Bernanke Should Have Stayed Home

Federal Reserve Chairman Ben Bernanke, stands outside the Jackson Hole Economic Symposium, at Grand Teton National Park, Wyoming, on Aug. 31, 2012 Photograph by Ted S. Warren/AP Photo

What appears to be developing, then, at the turn of the century, is a new consensus in favor of a monetary policy that is disciplined by clear rules intended to ensure a stable of standard value, rather than one that is determined on a purely discretionary basis whatever ends may seem most pressing at any given time.

Michael Woodford, Interest and Prices: Foundations of a Theory of Monetary Policy, Princeton University Press, 800 pages, 2003

Clear rules, 800 pages…

A famous economist, he named his cat Poterba, once said to me of young Woodford’s opus, “Everyone owns it, but no one has read it.” I have dived into the quadratic pool feet-first, but alas I have not finished it. (I will attempt to read his 97-page Jackson Hole manifesto but…)

For a cogent first look at why total growth, growth plus inflation, matters see Weisenthal here, and Matthews there, as everywhere nerds (Darda and Feroli lead) prattle on about What to Do.

Do this.

Please understand that academics can establish models and cubic guesstimates of certitude. Mere mortals, including Chairman Bernanke, have to work with Barack, Mitt, Joe and Paul.

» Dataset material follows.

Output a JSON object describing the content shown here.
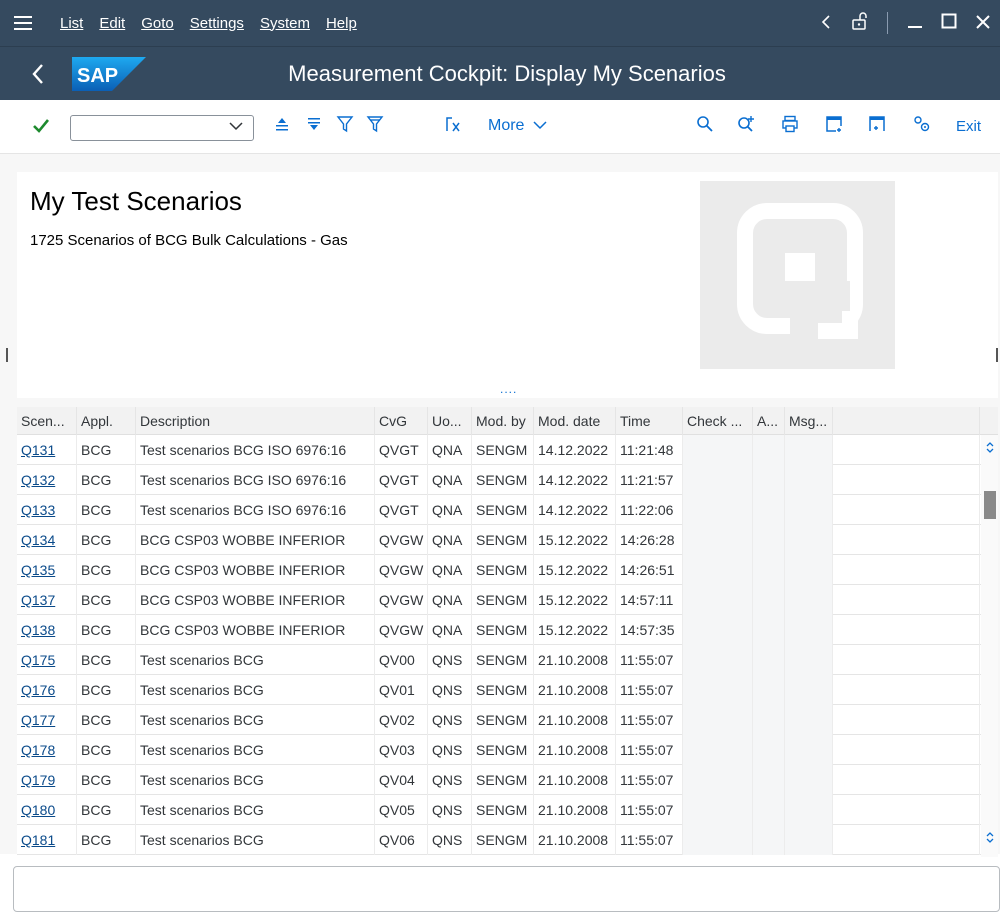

In addition, they have to work with non-modeled shocks like two skyscrapers falling to the ground, a bankrupt automobile industry and a collapse of the Boston Red Sox that borders on baseball hysteresis.

I adore Michael Woodford as I adore the late Angus Maddison. (Maddison is quadratic-free.)

I most adore a Chairman who is battling in the trenches of this persistent financial crisis and no doubt “enjoyed” the papers amidst the purple mountains majesty. Bernanke should of stayed home. Discuss.